El presidente Abelardo de la Espriella dio la orden de iniciar operativos de deportación contra migrantes que se encuentren en situación irregular en Colombia. Así lo informó Bloomberg Línea, que detalla que las operaciones estarán a cargo de la Policía Nacional y arrancarán esta misma semana.
La decisión apunta de manera especial a la población venezolana que reside en el país sin documentación al día. De acuerdo con el reporte, más de 500.000 venezolanos podrían verse afectados por estas acciones de retorno.
Colombia es el principal destino de la migración venezolana en la región. Cifras de organismos internacionales y del propio Estado colombiano han estimado que cerca de 2,8 millones de venezolanos viven en el país, muchos de ellos con permisos temporales como el Estatuto Temporal de Protección, mientras que otros se encuentran en condición irregular.
La Policía Nacional es la institución designada para ejecutar los procedimientos de localización y deportación. Su rol habitual incluye tareas de vigilancia, control migratorio y apoyo a Migración Colombia, la autoridad competente en materia de extranjería.
La medida se produce en un contexto de cambios en la política migratoria regional, con varios países de la región revisando los esquemas de acogida y permanencia de ciudadanos venezolanos. La situación económica y de seguridad en zonas de frontera suele ser uno de los argumentos que esgrimen los gobiernos para endurecer los controles.
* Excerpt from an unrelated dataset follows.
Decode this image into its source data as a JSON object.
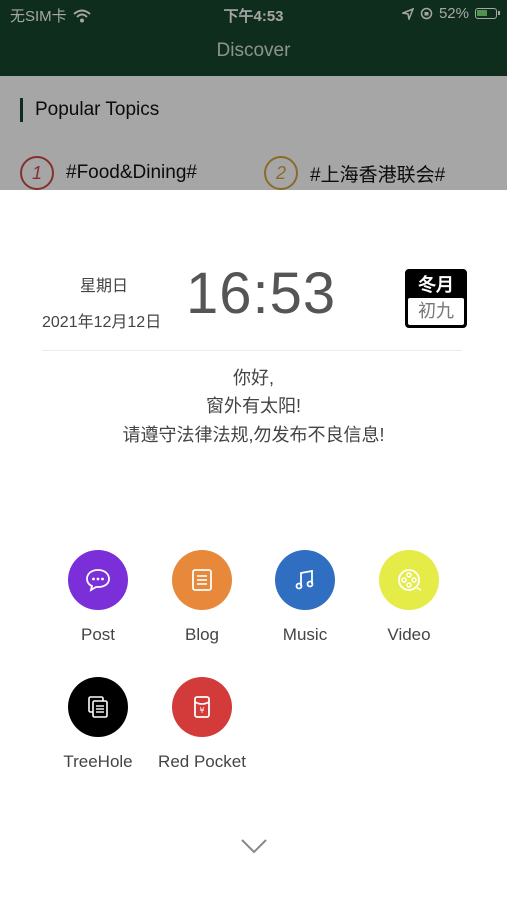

Para los ciudadanos venezolanos en condición irregular, el anuncio significa un cambio directo en su situación. Los operativos pueden traducirse en retenciones, procedimientos administrativos de expulsión y, en muchos casos, retorno al vecino país o a un tercer Estado, dependiendo de los acuerdos bilaterales vigentes.
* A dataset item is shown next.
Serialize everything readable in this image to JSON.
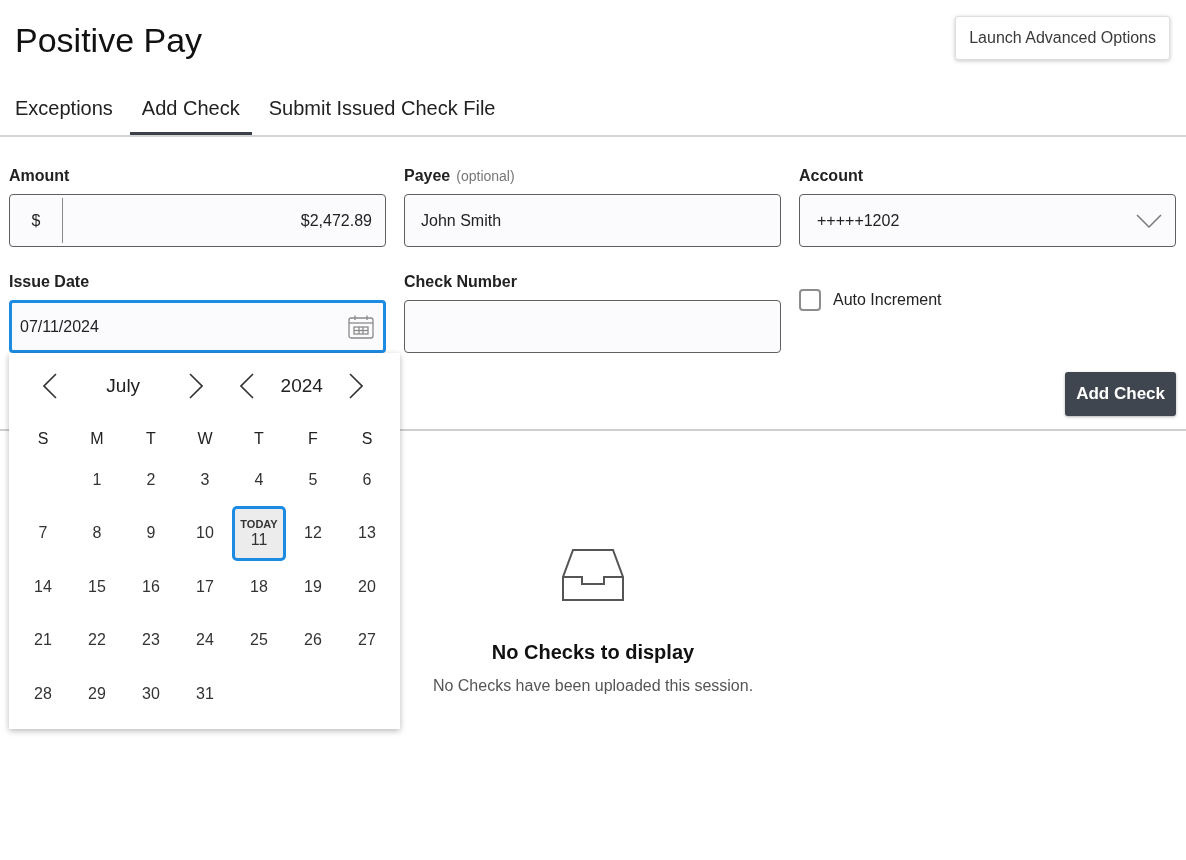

Sectores vinculados a la atención de migrantes han señalado en ocasiones anteriores que las deportaciones masivas pueden afectar a personas que llevan años residiendo en Colombia, con vínculos laborales y familiares. La aplicación concreta de la medida dependerá de los protocolos que establezcan las autoridades en los próximos días.
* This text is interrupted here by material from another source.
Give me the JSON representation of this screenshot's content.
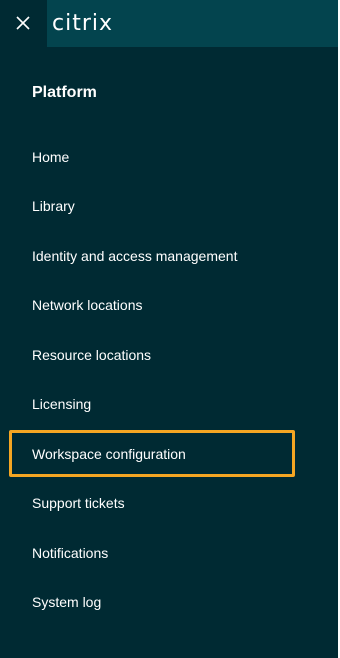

La orden presidencial también reordena la relación entre las entidades del Estado encargadas de la migración. Migración Colombia y la Policía deberán coordinar operativos conjuntos, mientras que otras instituciones, como la Defensoría del Pueblo, suelen intervenir cuando hay menores de edad o personas en condición de vulnerabilidad.
Queda por verse el alcance real de los operativos, los criterios que se aplicarán para definir quién es sujeto de deportación y si se respetarán los derechos de debido proceso. El Gobierno no ha detallado hasta ahora públicamente los protocolos específicos que seguirán las autoridades en las próximas jornadas.